イリーヴァが顔を神妙なものに変化させ、そう言った。


しまった!!

いささか前のめりになり過ぎたか!?


「以前はあんなに戦いに消極的だったのに、今日の貴女は……」

「……」

「私、本当は怖かった。今日だってサーフェス様を助けるのに無我夢中だったから何とかなった。だけど……」

「だけど……?」

「私もオリッシュみたいに変わってしまうのかな……?」


──そういう事か。

無駄に脅かしやがって。


今日の事を思い出したのか、イリーヴァは何だか怖がっている様にも見える。


まあ、誰しも初めてはそんなもんだ。

ここは優しく接しておくか。


「初めては誰でも怖いから……そういうもの」

「そういう事じゃなくて」

「私は恐怖を克服して吹っ切れただけ。

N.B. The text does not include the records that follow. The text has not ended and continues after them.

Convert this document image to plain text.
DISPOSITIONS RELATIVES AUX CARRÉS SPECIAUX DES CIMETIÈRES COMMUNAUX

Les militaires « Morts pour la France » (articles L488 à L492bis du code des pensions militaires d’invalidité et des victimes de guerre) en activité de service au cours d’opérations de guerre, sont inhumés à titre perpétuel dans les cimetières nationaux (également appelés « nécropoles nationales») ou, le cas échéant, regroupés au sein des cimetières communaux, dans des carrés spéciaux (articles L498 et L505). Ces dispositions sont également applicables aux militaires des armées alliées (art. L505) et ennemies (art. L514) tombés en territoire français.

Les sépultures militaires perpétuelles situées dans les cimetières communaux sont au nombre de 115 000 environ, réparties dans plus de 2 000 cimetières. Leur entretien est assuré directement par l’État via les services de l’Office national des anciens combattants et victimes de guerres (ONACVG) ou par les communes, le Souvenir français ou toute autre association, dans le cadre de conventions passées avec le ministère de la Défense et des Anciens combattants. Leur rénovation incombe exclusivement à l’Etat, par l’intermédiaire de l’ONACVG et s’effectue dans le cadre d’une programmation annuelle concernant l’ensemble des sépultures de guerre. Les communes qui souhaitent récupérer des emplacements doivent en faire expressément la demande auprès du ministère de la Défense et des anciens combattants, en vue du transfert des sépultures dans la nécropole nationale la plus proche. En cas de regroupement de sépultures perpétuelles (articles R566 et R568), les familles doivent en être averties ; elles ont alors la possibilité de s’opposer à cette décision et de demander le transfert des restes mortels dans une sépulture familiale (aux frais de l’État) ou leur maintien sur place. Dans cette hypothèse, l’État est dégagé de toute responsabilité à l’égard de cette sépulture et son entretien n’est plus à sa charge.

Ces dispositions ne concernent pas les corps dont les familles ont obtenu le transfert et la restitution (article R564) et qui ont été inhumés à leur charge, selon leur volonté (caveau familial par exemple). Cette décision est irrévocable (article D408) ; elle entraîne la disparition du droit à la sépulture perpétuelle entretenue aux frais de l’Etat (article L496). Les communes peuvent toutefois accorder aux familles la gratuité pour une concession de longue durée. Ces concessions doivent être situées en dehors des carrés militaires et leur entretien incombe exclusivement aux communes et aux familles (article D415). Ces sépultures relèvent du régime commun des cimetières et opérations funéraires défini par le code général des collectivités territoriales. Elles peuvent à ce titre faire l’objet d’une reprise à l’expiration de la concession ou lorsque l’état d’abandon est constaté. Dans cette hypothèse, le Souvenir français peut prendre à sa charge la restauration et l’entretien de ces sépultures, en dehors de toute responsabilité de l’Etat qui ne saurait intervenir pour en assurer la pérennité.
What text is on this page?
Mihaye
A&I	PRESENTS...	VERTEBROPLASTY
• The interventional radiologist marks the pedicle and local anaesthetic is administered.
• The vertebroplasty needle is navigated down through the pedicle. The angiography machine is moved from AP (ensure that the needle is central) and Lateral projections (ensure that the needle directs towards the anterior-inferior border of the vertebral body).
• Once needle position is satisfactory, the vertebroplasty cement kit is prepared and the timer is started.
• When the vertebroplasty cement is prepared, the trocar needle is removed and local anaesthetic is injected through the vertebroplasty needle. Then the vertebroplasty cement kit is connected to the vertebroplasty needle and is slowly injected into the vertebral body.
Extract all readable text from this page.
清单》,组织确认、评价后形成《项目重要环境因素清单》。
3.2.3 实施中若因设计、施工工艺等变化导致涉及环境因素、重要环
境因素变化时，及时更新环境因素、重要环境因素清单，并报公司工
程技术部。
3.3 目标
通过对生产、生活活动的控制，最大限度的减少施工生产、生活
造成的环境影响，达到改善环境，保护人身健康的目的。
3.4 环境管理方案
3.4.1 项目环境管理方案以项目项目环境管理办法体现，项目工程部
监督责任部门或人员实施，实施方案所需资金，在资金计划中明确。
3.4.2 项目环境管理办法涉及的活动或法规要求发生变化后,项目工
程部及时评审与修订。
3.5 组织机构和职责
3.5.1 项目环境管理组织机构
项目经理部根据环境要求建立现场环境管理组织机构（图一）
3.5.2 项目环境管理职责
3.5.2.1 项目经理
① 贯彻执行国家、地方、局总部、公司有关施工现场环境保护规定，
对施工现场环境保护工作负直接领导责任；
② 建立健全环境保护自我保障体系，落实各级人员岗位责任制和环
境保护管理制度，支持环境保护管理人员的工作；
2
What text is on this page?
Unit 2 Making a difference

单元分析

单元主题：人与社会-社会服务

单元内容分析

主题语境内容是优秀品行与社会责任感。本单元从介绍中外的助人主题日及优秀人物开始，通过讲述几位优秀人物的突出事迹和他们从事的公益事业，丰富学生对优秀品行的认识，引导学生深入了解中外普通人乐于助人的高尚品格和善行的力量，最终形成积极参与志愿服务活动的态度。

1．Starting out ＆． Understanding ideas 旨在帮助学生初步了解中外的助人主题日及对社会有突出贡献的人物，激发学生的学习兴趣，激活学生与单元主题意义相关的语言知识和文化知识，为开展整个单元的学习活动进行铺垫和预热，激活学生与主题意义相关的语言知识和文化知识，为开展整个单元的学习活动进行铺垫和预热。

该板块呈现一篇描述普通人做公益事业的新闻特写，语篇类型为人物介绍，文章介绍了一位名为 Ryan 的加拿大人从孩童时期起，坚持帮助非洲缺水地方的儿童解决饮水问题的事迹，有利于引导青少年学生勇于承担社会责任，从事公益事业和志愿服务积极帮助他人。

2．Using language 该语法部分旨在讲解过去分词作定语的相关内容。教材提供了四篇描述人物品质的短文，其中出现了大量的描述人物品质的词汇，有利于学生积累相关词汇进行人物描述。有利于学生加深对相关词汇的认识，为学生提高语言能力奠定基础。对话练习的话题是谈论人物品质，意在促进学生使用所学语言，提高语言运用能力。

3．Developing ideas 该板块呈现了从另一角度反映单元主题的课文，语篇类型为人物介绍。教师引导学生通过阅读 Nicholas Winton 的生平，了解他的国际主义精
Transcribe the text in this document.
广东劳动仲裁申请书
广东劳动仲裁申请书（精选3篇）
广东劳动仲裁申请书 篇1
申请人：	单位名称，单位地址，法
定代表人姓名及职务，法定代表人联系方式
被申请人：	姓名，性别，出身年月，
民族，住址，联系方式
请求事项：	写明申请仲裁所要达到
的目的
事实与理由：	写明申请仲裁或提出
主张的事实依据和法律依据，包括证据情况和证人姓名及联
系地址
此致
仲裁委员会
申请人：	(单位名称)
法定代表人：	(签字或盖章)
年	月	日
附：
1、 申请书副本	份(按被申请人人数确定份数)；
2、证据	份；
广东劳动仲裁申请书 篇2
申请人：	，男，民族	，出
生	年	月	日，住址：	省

変わってしまった様に見えるかもしれないけれど、今まで怖くてできなかった事を勇気を出して行えるようになっただけで、私は私」

「そう……なの……?」

「だから、イリーヴァも今は怖いかもしれないけれど、勇気を持って一歩踏み出せばきっと……」


上手く繋げられたか……?

変わっていないなんて真っ赤な嘘。

本当は中身がごっそり変わっているのだからな。


入れ替わってしまった体の方は上手くやっているだろうか?

少なくとも色恋沙汰に巻き込まれるような歳ではないが……。

今は無事でいてくれる事を祈るしかないのが辛い。


「そう……オリッシュはオリッシュなのね。でも、どうして私にそんなに優しくしてくれるの……?」


疑う様にイリーヴァは質問してきた。